While staff we spoke to told us they would recognise and report changes in people's needs, we found staff did not always do this. The provider told us when people's needs changed, they were aware and took action, involving other healthcare professionals when necessary. However, they were unable to consistently demonstrate any evidence to support this. We identified instances where incidents or changes to people's health when the provider was unable to demonstrate what action they took to mitigate risks to people or share information with the staff team.

There were not processes in place to ensure people's needs were assessed when care packages began, or when people's needs changed. The provider was unable to evidence they assessed people's needs prior to providing a service. The provider was unable to produce any assessments completed on any of the people they supported.
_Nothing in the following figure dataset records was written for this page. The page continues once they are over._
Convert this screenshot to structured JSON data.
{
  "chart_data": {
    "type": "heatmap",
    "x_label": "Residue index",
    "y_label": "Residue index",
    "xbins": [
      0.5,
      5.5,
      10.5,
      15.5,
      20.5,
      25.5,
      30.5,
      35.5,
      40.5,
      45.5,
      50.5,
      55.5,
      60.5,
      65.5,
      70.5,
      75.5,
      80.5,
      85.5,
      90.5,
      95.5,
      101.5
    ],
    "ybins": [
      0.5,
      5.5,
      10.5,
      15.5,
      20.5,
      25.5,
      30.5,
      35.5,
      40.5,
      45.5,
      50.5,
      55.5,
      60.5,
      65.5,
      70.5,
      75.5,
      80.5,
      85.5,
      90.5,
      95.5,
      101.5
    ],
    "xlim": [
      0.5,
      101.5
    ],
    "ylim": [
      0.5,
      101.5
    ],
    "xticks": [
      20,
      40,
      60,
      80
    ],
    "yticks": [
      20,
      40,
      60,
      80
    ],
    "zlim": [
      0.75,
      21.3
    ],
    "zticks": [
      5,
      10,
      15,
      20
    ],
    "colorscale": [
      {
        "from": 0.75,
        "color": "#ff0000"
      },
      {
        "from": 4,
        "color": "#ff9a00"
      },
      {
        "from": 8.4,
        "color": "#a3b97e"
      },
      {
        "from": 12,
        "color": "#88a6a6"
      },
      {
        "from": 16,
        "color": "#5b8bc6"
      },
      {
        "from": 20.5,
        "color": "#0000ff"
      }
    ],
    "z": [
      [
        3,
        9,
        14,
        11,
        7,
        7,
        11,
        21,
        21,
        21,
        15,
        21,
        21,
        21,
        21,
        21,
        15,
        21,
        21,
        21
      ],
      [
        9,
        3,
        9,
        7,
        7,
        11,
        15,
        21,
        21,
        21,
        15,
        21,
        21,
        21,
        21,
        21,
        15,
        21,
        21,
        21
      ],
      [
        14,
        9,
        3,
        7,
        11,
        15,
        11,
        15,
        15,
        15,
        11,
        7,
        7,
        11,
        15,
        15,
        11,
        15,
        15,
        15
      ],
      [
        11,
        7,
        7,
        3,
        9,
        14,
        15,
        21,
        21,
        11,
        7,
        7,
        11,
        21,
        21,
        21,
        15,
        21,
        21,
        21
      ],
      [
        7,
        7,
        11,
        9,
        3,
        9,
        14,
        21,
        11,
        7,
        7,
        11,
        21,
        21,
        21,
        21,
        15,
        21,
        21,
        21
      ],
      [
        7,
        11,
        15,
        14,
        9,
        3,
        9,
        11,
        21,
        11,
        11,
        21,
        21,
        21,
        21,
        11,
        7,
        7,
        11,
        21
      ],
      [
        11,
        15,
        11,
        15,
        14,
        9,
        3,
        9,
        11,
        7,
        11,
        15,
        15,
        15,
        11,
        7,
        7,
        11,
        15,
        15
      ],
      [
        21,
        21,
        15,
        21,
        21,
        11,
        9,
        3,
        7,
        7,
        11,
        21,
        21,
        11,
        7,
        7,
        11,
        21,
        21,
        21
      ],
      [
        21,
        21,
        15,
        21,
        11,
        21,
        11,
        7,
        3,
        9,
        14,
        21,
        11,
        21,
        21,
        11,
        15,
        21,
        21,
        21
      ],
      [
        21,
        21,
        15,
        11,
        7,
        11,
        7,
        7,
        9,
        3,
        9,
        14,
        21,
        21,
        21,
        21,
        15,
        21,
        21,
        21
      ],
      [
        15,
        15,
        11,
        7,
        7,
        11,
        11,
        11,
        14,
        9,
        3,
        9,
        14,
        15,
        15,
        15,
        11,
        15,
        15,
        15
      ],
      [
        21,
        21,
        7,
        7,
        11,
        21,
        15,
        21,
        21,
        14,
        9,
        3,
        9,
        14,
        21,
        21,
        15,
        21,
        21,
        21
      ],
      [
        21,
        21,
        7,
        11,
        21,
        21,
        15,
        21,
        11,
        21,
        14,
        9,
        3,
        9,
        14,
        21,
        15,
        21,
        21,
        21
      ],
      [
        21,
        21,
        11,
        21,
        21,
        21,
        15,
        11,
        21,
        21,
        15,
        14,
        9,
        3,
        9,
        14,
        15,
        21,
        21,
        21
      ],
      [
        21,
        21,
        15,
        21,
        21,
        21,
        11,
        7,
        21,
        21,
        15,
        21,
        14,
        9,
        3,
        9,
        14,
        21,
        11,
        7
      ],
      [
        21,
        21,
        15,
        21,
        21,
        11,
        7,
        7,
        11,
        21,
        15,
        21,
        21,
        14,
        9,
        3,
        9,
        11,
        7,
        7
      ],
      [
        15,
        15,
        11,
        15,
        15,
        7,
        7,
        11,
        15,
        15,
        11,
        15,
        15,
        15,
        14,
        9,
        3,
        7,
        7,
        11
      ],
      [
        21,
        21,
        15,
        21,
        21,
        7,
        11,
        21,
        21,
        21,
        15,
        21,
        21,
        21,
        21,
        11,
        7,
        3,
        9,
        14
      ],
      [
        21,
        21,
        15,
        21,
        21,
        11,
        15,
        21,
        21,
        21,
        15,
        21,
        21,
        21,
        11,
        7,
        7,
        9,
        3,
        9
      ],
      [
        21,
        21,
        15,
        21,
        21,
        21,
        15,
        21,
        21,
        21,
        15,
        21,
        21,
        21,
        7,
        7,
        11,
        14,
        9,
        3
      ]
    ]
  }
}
We identified when people's needs or circumstances changed, this was not updated within people's care plans. For example, one person had a wound, but there was no information within their care plan to inform who was responsible for monitoring, dressing the wound, or who staff should report any concerns to. A person had been identified as being at risk of substance abuse but robust assessment of risk or guidance for staff to follow had not been implemented.

Delivering evidence-based care and treatment

Score: 3

We did not look at Delivering evidence-based care and treatment during this assessment. The score for this quality statement is based on the previous rating for Effective.

How staff, teams and services work together

Score: 3

We did not look at How staff, teams and services work together during this assessment. The score for this quality statement is based on the previous rating for Effective.

Supporting people to live healthier lives

Score: 3

We did not look at Supporting people to live healthier lives during this assessment. The score for this quality statement is based on the previous rating for Effective.

Monitoring and improving outcomes

Score: 3

We did not look at Monitoring and improving outcomes during this assessment. The score for this quality statement is based on the previous rating for Effective.

While some of the relatives we spoke to expressed that they were generally happy with the care their loved one received, our assessment found care did not meet the expected standards. A relative told us staff did not always document, or report to them when their loved one refused personal care. They told us staff 'sporadically' told them when their loved one refused care, but not for example on day 1, 2, or 3. A relative told us the provider tried to complete an assessment of needs with their loved one who lacked capacity. A relative told us, "No, [my loved one] doesn't have capacity. No, no one asked us about it."

While staff we spoke to told us that they understood people's rights relating to mental capacity, we found that this was not always the case. For example, a relative told us their loved one would stay in the same clothes or put their partners clothes on when confused. Staff failed to report this and identify the person lacked capacity around getting dressed. The relative told us their loved one had a lot of pride, and them being in the wrong clothes would have caused them distress.

The provider failed to assess people's capacity. The provider was unable to evidence capacity had been assessed appropriately, and action had been taken to ensure relevant people were involved in decision making. It was not always clearly documented within people's care plans if they had capacity, and what to do in the event they did not have capacity. For example, when supporting people with dementia, it was not clearly documented if the person had capacity to make any decisions and what action staff should take if the person was unable to make decisions. There was no documentation within people's care plans relating to capacity or decision making.